Concentriamoci su senso ed effetti geopolitici di Maastricht. In sintesi estrema. Prima il senso originario. (…) Il Trattato di Maastricht varato nel 1992 è figlio del suo tempo. Della fine della Guerra fredda, la pace possibile dopo il 1945. Quindi dell’alba di una nuova fase di guerre europee: allora quelle di successione post-jugoslava, oggi quella post-sovietica e non molto indirettamente russo-americana segnata il 24 febbraio 2022 dall’invasione dell’Ucraina scatenata da Putin. Per capire l’euro occorre partire dall’imprevista “riunificazione” della Germania. Ovvero dall’annessione della DDR da parte della Bundesrepublik. Maastricht è figlio di quell’evento. Ora si tende a dimenticarlo, ma all’epoca fu il festival della germanofobia, quasi sempre segreta o almeno trattenuta, ma profonda. (…) Il precipitato geopolitico di quella congiuntura fu l’accelerazione dei progetti di unificazione monetaria europea per impedire alla Germania allargata di disporre della propria moneta nazionale e della propria Banca centrale quali divisa e Banca centrale europea di fatto. L’euro è stato prima di tutto cessione del marco. Operazione prima contrastata dalla Bundesbank e da buona parte della politica tedesca, oltre che dalla maggioranza della popolazione che nel marco avvertiva non solo la moneta del miracolo economico, ma un surrogato dell’identità nazionale macchiata dal nazismo. Alla fine Kohl decise di rischiare la svolta, a condizione di dettarne le regole. L’euro nato su spinta franco-italiana quale riparazione per l’abusiva ricomparsa di una “Grande Germania” sarà riconfezionato da Berlino in salsa tedesca. Per integrarlo nella versione aggiornata del Modell Deutschland su scala europea. Al centro dell’area monetaria e del sistema economico comunitario il fulcro tedesco, deputato ad assorbire liquidità via formidabile surplus commerciale e a esportare deflazione verso i soci europei. Meccanismo destinato a esaurirsi perché impoverendo i nostri mercati ha finito per inceppare la macchina della Germania iperesportatrice, poi colpita e semiaffondata dalle sanzioni belliche all’energia russa e all’economia cinese. È avventuroso il tentativo in corso di rinsanguare l’economia tedesca e quelle europee rompendo il tabù del debito e rilanciando l’industria via comparto militare. Il rischio di prolungare e allargare la guerra in Ucraina ne è l’effetto meno improbabile.

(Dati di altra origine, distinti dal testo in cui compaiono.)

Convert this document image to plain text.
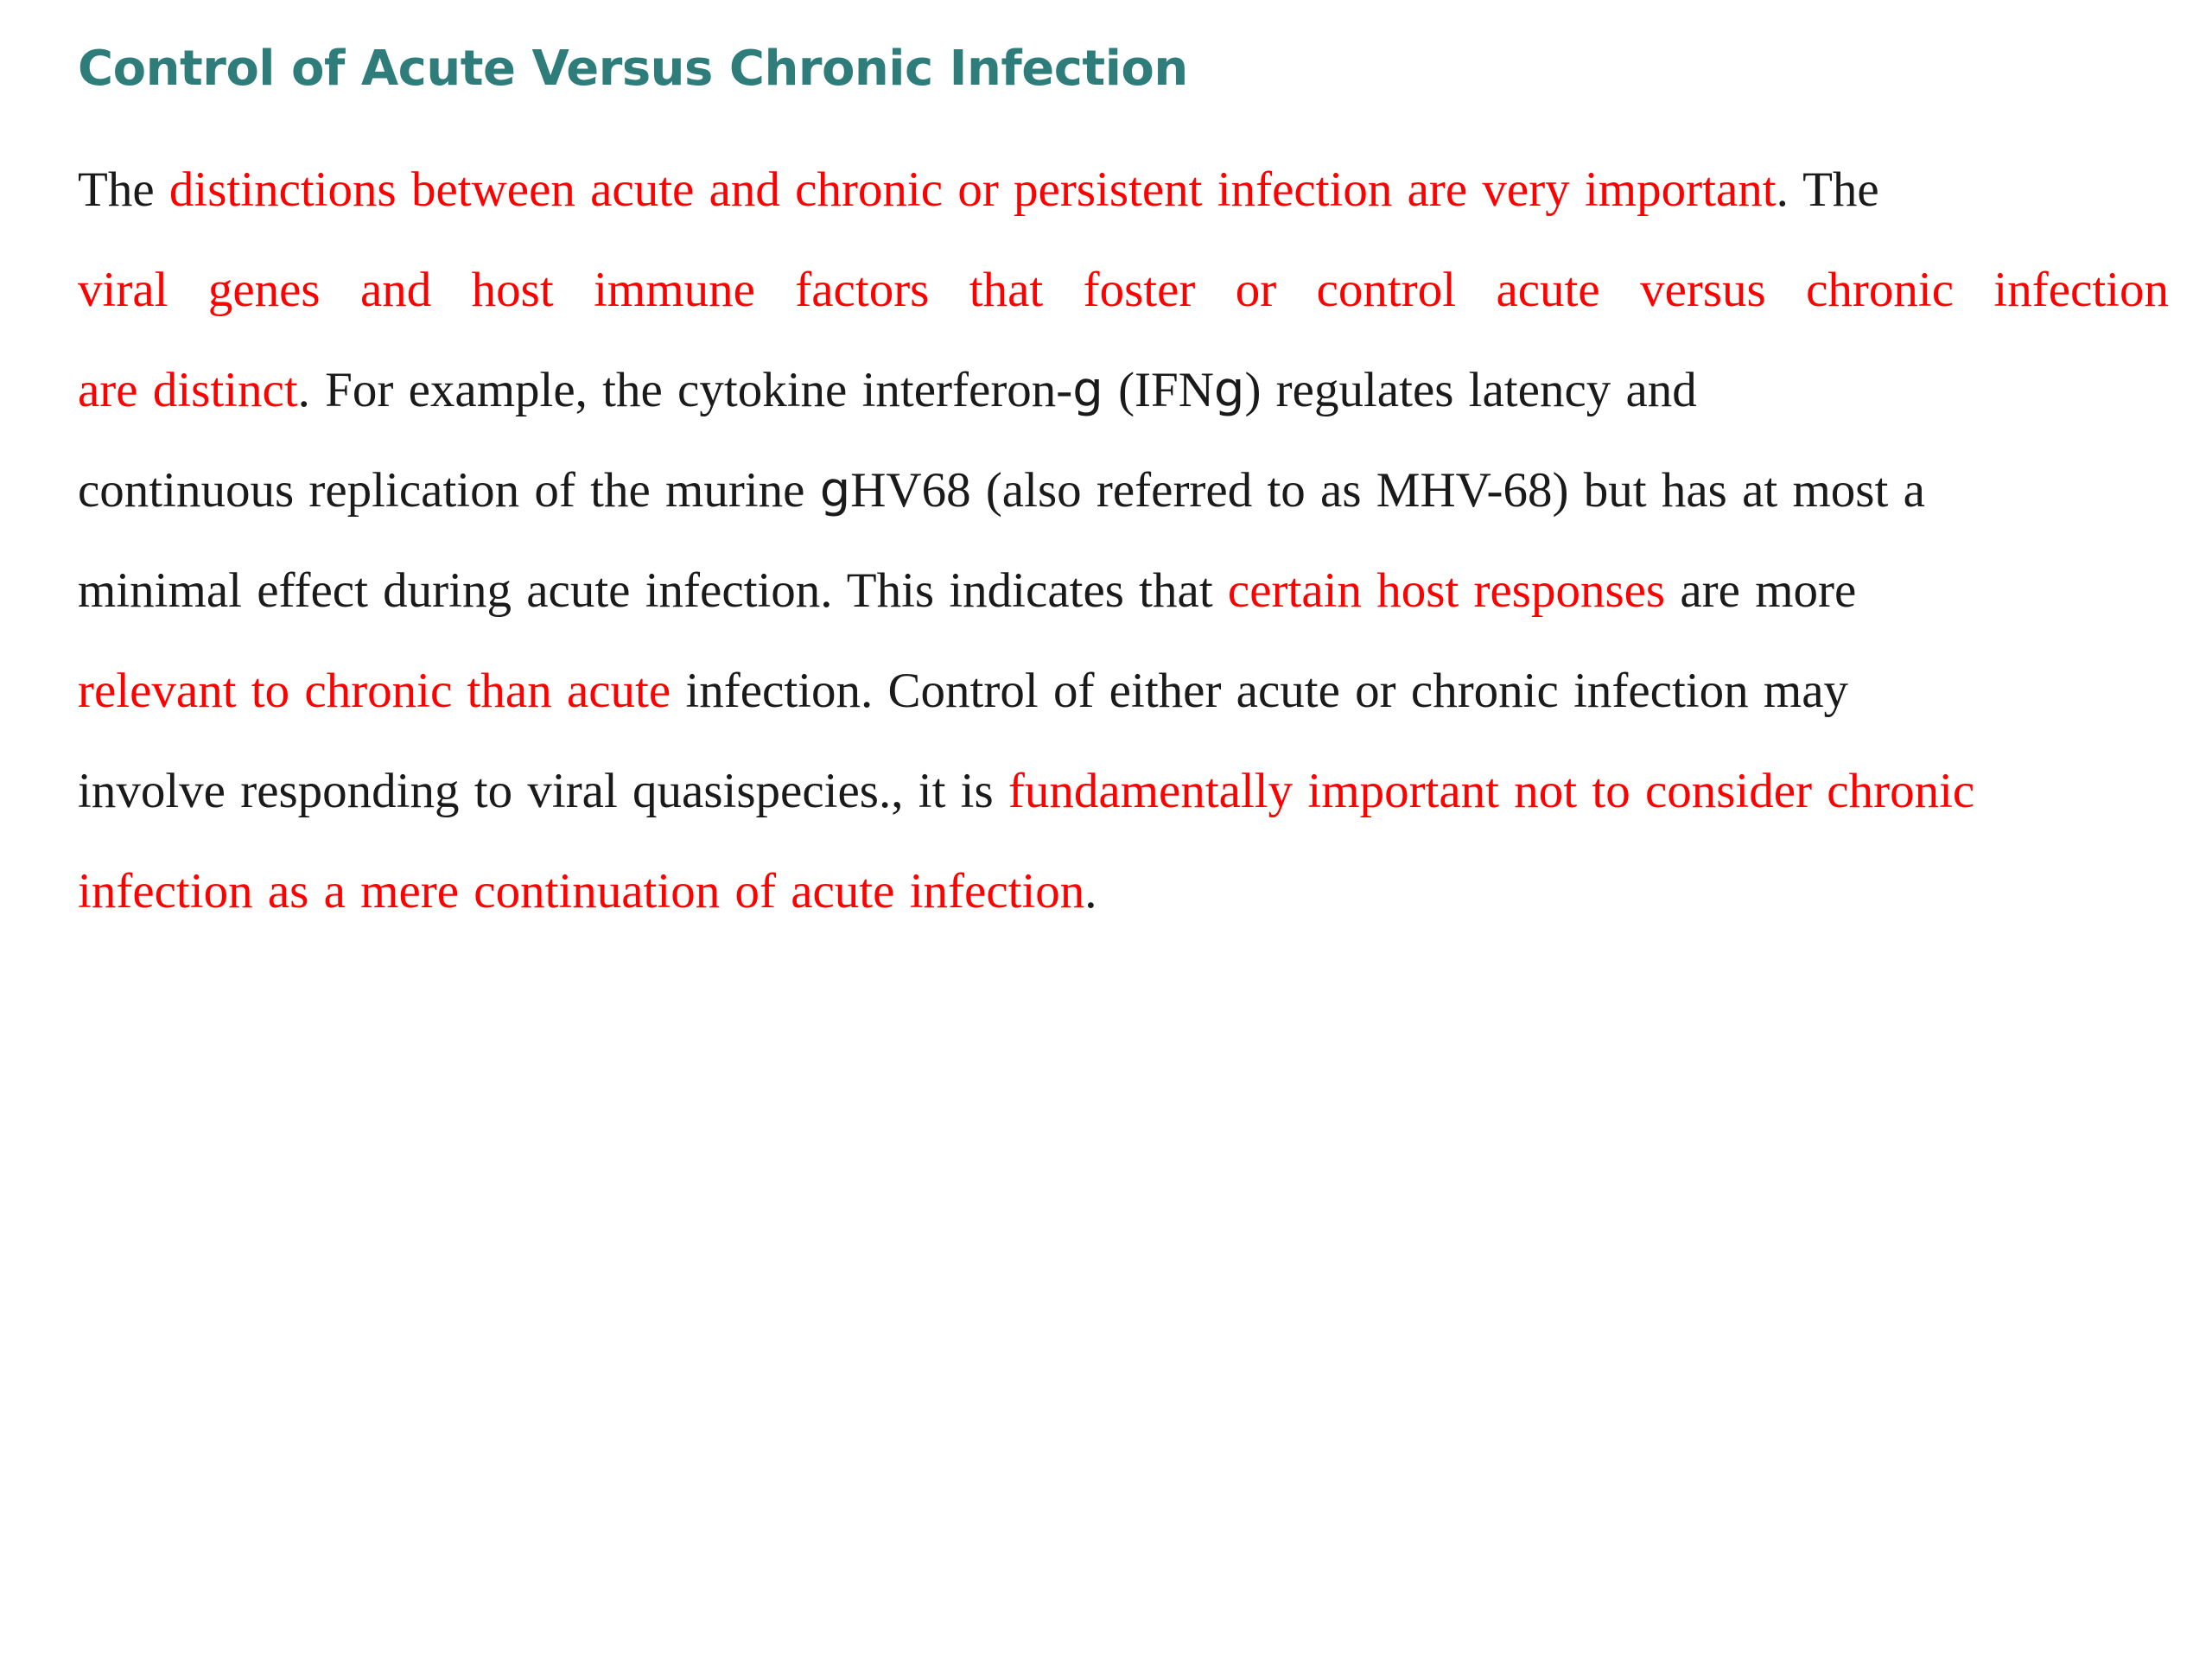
Control of Acute Versus Chronic Infection
The distinctions between acute and chronic or persistent infection are very important. The
viral genes and host immune factors that foster or control acute versus chronic infection
are distinct. For example, the cytokine interferon-g (IFNg) regulates latency and
continuous replication of the murine gHV68 (also referred to as MHV-68) but has at most a
minimal effect during acute infection. This indicates that certain host responses are more
relevant to chronic than acute infection. Control of either acute or chronic infection may
involve responding to viral quasispecies., it is fundamentally important not to consider chronic
infection as a mere continuation of acute infection.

Il fallimento geopolitico più evidente dell’euro è il suo rimbalzo negativo sulla sghemba architettura comunitaria. Come nota Guzzi, l’allargamento progressivo no limits dell’Unione e dell’Eurozona a Paesi eterogenei rispetto ai fondatori ha favorito i nazionalismi più chiusi. Xenofobie talvolta violente. In un contesto di deculturazione che si esprime nello iato tra narrazioni (propaganda) e realtà. È ormai in questione lo stesso carattere democratico e liberale dei Paesi europei. In un clima di guerre che nessuno sa come terminare. Attribuire al solo euro il declino della nostra economia, lo sfaldamento dell’Ue e le tendenze belliciste che agitano il continente sarebbe ingeneroso. Ma far finta di nulla e pensare che la crisi del sistema europeista – di fatto antieuropeo – si risolva in automatico significa rassegnarsi a subire gli eventi. Per noi italiani, che nel sistema protetto dalla superpotenza americana avevamo intravisto la fine della storia, giunge il tempo delle responsabilità. (…) L’euro non è eterno. Come nessun’altra moneta “irreversibile”. Altrimenti gireremmo ancora con il sesterzio in tasca. La crisi del sistema europeista colpisce le nostre legature sociali, istituzionali e geopolitiche. Possibile parlarne, con urgente calma?